Roger Bivand schrieb:
> On Wed, 18 Mar 2009, David Wahlund wrote:
>
>> Hi
>> I got the same error trying to do something similar. For me the
>> problem was with the polygon data. One of the shapes was corrupted. My
>> tip is to try and identify what polygon renders the error and confirm
>> that it is OK.
>
> Yes, the underlying problem is that the "[" method for a SpatialGrid 
> is trying to re-assemble an object from the remaining data, and the 
> heuristic being used to "guess" the step of the grid when many rows 
> and columns are missing is failing. If you manage to find out which it 
> is, you might consider sending me a copy of the objects (save()), so 
> that I can have a look at the heuristic. In general, you can drill 
> down to the failing function by using traceback() afterwards - here it 
> is points2grid() that has failed.
>
> Roger
>
>>
>> -David Wahlund
>>
>> On Wed, Mar 18, 2009 at 16:01, Wesley Roberts <wroberts at csir.co.za> 
>> wrote:
>>> Dear R-sig-Geo'ers
>>>
>>> I am currently trying to extract some NDVI values from a group of 
>>> NDVI images for specific shapefile polygons. I have 17 individual 
>>> polygons and 23 NDVI images. I have written the script below to 
>>> select individual polygons and to then extract the average NDVI 
>>> within each polygon and store this in a list. Once all 23 images 
>>> have been processed the script moves to the next polygon and so on 
>>> and so on, until all polygons have been average for all 23 images. 
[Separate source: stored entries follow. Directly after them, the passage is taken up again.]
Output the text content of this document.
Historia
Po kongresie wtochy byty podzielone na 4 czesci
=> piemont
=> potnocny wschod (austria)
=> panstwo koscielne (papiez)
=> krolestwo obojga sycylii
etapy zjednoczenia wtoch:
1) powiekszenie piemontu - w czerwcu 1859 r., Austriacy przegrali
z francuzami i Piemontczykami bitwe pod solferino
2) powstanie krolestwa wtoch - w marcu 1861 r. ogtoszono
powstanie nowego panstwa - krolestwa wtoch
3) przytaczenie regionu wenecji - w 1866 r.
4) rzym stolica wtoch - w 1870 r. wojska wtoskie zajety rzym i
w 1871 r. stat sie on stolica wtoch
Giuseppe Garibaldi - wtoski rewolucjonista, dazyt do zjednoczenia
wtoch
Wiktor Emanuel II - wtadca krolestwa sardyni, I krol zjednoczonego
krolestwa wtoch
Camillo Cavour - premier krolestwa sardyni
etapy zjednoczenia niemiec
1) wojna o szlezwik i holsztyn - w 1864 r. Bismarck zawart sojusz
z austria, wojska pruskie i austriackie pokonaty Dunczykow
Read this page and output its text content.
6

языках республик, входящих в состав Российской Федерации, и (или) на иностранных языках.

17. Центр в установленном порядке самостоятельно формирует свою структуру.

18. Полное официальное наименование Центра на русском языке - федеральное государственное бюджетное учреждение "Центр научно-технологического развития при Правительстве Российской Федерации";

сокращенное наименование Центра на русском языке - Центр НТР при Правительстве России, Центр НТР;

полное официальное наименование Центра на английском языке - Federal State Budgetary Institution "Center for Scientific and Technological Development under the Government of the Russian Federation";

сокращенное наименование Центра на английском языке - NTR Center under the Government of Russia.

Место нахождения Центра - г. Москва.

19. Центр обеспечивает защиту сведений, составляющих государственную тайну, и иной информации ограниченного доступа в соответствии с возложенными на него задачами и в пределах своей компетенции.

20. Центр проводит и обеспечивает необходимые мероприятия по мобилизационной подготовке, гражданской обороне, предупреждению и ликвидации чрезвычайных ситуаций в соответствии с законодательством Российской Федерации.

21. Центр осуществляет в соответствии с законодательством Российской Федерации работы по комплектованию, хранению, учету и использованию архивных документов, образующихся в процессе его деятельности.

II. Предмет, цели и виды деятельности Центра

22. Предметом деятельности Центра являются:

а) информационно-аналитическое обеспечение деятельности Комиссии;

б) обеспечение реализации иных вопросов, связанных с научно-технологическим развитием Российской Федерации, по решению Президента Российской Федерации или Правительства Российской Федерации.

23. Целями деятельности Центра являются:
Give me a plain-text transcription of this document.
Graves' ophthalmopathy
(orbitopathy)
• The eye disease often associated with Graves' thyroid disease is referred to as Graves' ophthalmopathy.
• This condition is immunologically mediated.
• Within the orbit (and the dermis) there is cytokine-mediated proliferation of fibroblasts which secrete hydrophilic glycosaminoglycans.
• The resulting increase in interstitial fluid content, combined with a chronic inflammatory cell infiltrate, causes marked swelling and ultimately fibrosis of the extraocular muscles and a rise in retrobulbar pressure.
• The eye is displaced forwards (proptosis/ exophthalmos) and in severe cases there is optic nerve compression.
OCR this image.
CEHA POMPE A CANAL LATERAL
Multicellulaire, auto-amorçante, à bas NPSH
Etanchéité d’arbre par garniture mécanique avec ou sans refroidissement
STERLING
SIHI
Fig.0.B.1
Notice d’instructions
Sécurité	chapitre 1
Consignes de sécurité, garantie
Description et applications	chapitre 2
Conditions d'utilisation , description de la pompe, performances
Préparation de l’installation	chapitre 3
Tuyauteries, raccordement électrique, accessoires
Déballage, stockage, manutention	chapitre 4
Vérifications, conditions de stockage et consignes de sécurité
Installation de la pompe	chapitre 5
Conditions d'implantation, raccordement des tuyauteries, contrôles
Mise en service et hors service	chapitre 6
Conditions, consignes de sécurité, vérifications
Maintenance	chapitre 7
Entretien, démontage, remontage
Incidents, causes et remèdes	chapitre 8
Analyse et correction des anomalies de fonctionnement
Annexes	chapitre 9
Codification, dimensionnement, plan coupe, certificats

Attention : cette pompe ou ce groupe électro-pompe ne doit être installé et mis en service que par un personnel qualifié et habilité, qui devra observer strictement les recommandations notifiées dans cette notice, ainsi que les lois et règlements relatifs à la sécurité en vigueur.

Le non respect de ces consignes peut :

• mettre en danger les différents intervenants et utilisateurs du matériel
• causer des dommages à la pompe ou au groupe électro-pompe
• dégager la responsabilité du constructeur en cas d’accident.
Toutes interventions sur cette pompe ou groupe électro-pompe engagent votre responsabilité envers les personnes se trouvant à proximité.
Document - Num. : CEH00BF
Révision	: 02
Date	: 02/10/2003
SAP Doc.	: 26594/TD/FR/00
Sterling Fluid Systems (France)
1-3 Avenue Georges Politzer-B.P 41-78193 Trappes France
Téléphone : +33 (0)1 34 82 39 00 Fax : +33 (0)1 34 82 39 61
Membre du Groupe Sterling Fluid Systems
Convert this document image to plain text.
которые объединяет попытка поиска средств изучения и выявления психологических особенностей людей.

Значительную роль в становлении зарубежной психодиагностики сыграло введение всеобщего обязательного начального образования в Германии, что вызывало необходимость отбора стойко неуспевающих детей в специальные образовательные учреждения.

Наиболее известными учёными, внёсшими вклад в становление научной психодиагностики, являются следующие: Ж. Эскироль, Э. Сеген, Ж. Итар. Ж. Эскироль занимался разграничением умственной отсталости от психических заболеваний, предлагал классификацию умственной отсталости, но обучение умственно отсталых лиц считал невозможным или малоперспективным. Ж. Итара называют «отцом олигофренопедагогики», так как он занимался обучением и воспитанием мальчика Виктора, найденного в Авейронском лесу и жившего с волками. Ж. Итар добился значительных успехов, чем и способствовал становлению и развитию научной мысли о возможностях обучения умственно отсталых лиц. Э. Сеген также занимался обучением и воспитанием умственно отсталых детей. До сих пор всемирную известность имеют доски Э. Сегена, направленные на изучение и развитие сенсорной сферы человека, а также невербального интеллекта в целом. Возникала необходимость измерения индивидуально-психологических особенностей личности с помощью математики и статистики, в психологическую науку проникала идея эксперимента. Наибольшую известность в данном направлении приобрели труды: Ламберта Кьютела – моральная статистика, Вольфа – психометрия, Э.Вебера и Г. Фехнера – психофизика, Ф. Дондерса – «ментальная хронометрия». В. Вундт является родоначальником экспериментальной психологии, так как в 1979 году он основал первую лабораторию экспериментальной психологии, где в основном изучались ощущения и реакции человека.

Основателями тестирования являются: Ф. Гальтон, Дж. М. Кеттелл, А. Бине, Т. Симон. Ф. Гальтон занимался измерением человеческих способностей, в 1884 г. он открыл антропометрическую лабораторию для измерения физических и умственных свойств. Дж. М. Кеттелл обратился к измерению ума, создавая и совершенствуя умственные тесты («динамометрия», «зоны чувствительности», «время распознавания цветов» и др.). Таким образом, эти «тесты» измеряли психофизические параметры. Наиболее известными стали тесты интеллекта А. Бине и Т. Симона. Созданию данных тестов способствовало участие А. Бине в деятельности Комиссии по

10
>>> The code essentially extracts the NDVI data as a time series for 
>>> each polygon.
>>>
>>> Unfortunately, as everyone knows, Landsat 7 ETM has a broken scan 
>>> line corrector meaning that all post 2003 data have large areas of 
>>> missing data. In my pre-processing I convert these areas to nan 
>>> using gdal_merge.py (I have to stich and subset two scenes). The 
>>> code below works well until a large portion of a polygon lies on the 
>>> nan area of the image (some polygons that only have a small area in 
>>> the nan process fine). When this happens I get the following error 
>>> message
>>>
>>> Error in if (dxsd > tolerance) { : missing value where TRUE/FALSE 
>>> needed
>>>
>>> The error is related to the following command
>>>
>>> x.clip <- temp[!is.na(overlay(temp, brede_add)),]
>>>
>>> I have no idea how to solve this error, as a backup plan I am using 
>>> r.fillnulls in grass to get rid of the stripes but this takes a very 
>>> long time and is not ideal.
>>>
>>> Any additional help or pointers would be greatly appreciated
>>>
>>> Many thanks and kind regards
>>>
>>> **************************************************************************************************************************************************************************************************************************************************** 
>>>
>>>
>>> library(maptools)
>>> library(rgdal)
>>> library(spatstat)
>>>
>>> input <- 
>>> "/media/win-drive/wes2006/Projects/Evapotranspiration/Data/Landsat_NDVI" 
>>>
>>> maps <- data.frame((list.files(input, 
>>> pattern=".img",full.names=FALSE)),(list.files(input, pattern=".img", 
>>> full.names=TRUE)))
>>> names(maps) <- c("File", "Path")
>>> fn=data.frame(maps$File)
>>>
>>> rastx<-284055.000
>>> rasty<-6302475.000
>>>
>>> Lst <- list()
>>>
>>> brede <- readShapePoly("BredeCatchmentSites.shp", IDvar="COUNT", 
>>> proj4string=CRS("+proj=utm +zone=34 +south +ellps=WGS84 +datum=WGS84 
>>> +units=m +no_defs"))
>>>
>>> x=0
>>> while (x <= 17)
>>> {
>>>        x<-x+1
>>>                nfiles <- length(maps$Path)
>>>                for (n in 1:nfiles)
>>>                {
>>>                   brede_add <- brede[brede$COUNT[x], ]
>>>                   box <- as.list(as.numeric(bbox(brede_add)))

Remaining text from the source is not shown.